For every perfect wave, there are a dozen stolen chances; the swell missed by a day, the one paddle too few – or the ride that went horribly wrong.
The global surfing community held its breath and winced in unison this week as filmmaker Chris Bryan’s spectacular, 1000 fps footage emerged of a nauseating wipeout at Western Australia’s notorious big wave spot, The Right. Collectively we wondered what happened next, whether he was injured, whether, even, he had survived.
But for the man behind the wave, Dan Ryan, it was all part of the fun of the session.
“I’ve had so many people message me this week asking if I’m okay,” Dan says jovially of the days since the clip’s release. “It was a really violent hold-down, thrashing me around like a violent washing machine. Every time I thought I was going one way, it would rip me back the other way. It was like being caught in an excavator scoop and just being flung around.”
Growing up as a bodyboarder, Dan has taken to tow-in surfing to gain a greater experience of riding big waves. Paddling and towing into the monster waves of WA, he’s happiest alone in the ocean, embraced by the elements, but on the day of this session, the circus was in town.
“It was busy that day,” he recalls. “I was watching the charts and realized it was going to be a good one. I paddled Cow Bombie (another famed West Oz big wave spot) the day before, and by the evening I knew it would be on.
“It was really hectic in the water – a lot of skis, a lot of cameramen. When it gets busy down there, the vibe can be really different. I suppose everyone is trying to get the shots and please their sponsors but, without any major sponsors of my own, I just get into my zone, be in my own space and not get caught up in all the hype.
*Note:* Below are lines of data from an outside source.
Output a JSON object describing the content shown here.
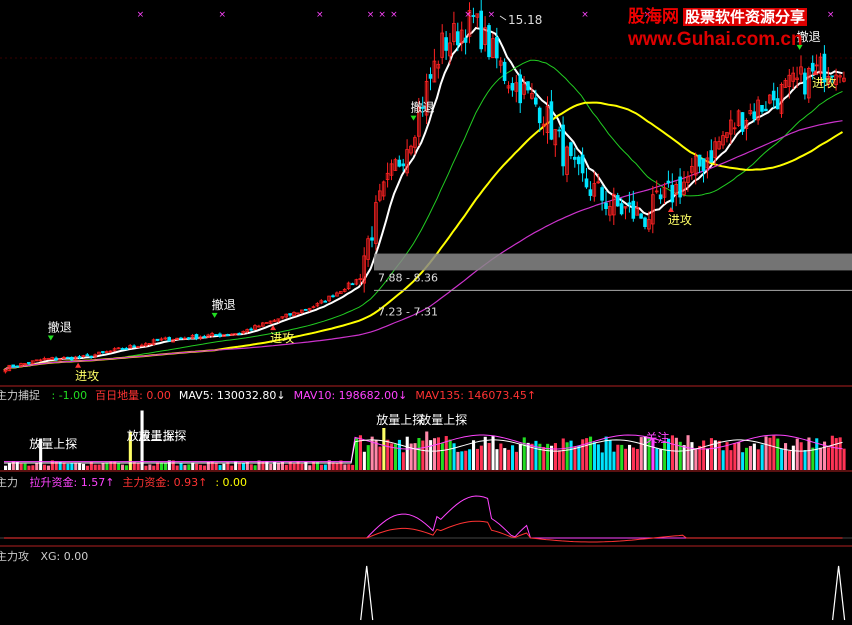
{
  "watermark": {
    "brand": "股海网",
    "slogan": "股票软件资源分享",
    "url": "www.Guhai.com.cn"
  },
  "main_pane": {
    "peak_label": "15.18",
    "range_boxes": [
      {
        "label": "7.88 - 8.36",
        "low": 7.88,
        "high": 8.36
      },
      {
        "label": "7.23 - 7.31",
        "low": 7.23,
        "high": 7.31
      }
    ],
    "signals": [
      {
        "text": "撤退",
        "index": 12
      },
      {
        "text": "进攻",
        "index": 19
      },
      {
        "text": "撤退",
        "index": 54
      },
      {
        "text": "进攻",
        "index": 69
      },
      {
        "text": "撤退",
        "index": 105
      },
      {
        "text": "进攻",
        "index": 171
      },
      {
        "text": "撤退",
        "index": 204
      },
      {
        "text": "进攻",
        "index": 208
      }
    ]
  },
  "volume_pane": {
    "title": "主力捕捉",
    "readouts": [
      {
        "text": ": -1.00",
        "color": "#22dd22"
      },
      {
        "text": "百日地量: 0.00",
        "color": "#ff3333"
      },
      {
        "text": "MAV5: 130032.80",
        "color": "#ffffff"
      },
      {
        "text": "MAV10: 198682.00",
        "color": "#ff44ff"
      },
      {
        "text": "MAV135: 146073.45",
        "color": "#ff3333"
      }
    ],
    "arrows": [
      "↓",
      "↓",
      "↑"
    ],
    "annotations": [
      {
        "text": "放量上探",
        "index": 8
      },
      {
        "text": "放量上探",
        "index": 33
      },
      {
        "text": "放量上探",
        "index": 36
      },
      {
        "text": "放量上探",
        "index": 97
      },
      {
        "text": "放量上探",
        "index": 108
      },
      {
        "text": "关注",
        "index": 166
      }
    ]
  },
  "fund_pane": {
    "title": "主力",
    "readouts": [
      {
        "text": "拉升资金: 1.57",
        "color": "#ff44ff",
        "arrow": "↑"
      },
      {
        "text": "主力资金: 0.93",
        "color": "#ff3333",
        "arrow": "↑"
      },
      {
        "text": ": 0.00",
        "color": "#ffff00",
        "arrow": ""
      }
    ]
  },
  "attack_pane": {
    "title": "主力攻",
    "readouts": [
      {
        "text": "XG: 0.00",
        "color": "#cccccc"
      }
    ]
  },
  "chart_data": {
    "type": "candlestick",
    "series_colors": {
      "up_candle": "#ff2222",
      "down_candle": "#00e5ff",
      "ma_white": "#ffffff",
      "ma_green": "#22cc22",
      "ma_yellow": "#ffff00",
      "ma_magenta": "#cc33cc"
    },
    "price_anchors": [
      [
        0,
        5.1
      ],
      [
        10,
        5.35
      ],
      [
        20,
        5.4
      ],
      [
        40,
        5.9
      ],
      [
        60,
        6.1
      ],
      [
        80,
        6.9
      ],
      [
        90,
        7.6
      ],
      [
        96,
        9.8
      ],
      [
        104,
        11.8
      ],
      [
        112,
        14.3
      ],
      [
        120,
        15.0
      ],
      [
        128,
        13.5
      ],
      [
        138,
        12.4
      ],
      [
        146,
        10.6
      ],
      [
        156,
        9.7
      ],
      [
        164,
        9.4
      ],
      [
        176,
        10.6
      ],
      [
        188,
        12.2
      ],
      [
        200,
        13.0
      ],
      [
        212,
        13.8
      ]
    ],
    "volume_spikes": [
      {
        "index": 9,
        "value": 0.45,
        "color": "#ffffff"
      },
      {
        "index": 32,
        "value": 0.55,
        "color": "#ffff66"
      },
      {
        "index": 35,
        "value": 0.85,
        "color": "#ffffff"
      },
      {
        "index": 97,
        "value": 0.6,
        "color": "#ffff66"
      },
      {
        "index": 108,
        "value": 0.55,
        "color": "#ff88aa"
      },
      {
        "index": 166,
        "value": 0.45,
        "color": "#ff44ff"
      }
    ],
    "xg_peaks": [
      {
        "index": 93,
        "value": 1
      },
      {
        "index": 214,
        "value": 1
      }
    ]
  }
}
“I got a couple of waves before this one, but no real big ones. I saw this wave coming and a couple of other guys were trying to go it as well. I told my driver, who hadn’t had much experience before, that, if I feel that it’s my turn to go, to just go for it.”
But what began as the wave of the day, at least for him, soon turned ugly. The warping, morphing nature of The Right, as it draws thousands of liters of water off the reef, makes no guarantees, and it wasn’t until Dan had passed the point of no return that the beast showed its true face:
“I popped up to my feet and just started smiling – I thought it was going to be a ripper! But as I was coming down into it, looking down the line I could see this big step and thought I was going to nosedive. As it was getting closer, I started to lean back, but because I didn’t have straps or anything and because of the suckiness of it, it just flipped me back.
“I didn’t get a very good penetration – I just bumped onto my back – and over I went with it.
“I’ve had a good few wipeouts there before and it was the same feeling: you just come up buzzing, glad to be alive. I didn’t get another one on the head or anything, so I was pretty lucky. I even got a few more after that.”
But, while some might have gone home to lick their wounds, Dan went back for more. “The next day, everyone had left and I surfed it again with Mark Mathews.”
Whether lying down or standing up, paddling in or dragged behind a ski, Dan Ryan continues to search out and charge massive swells around the world.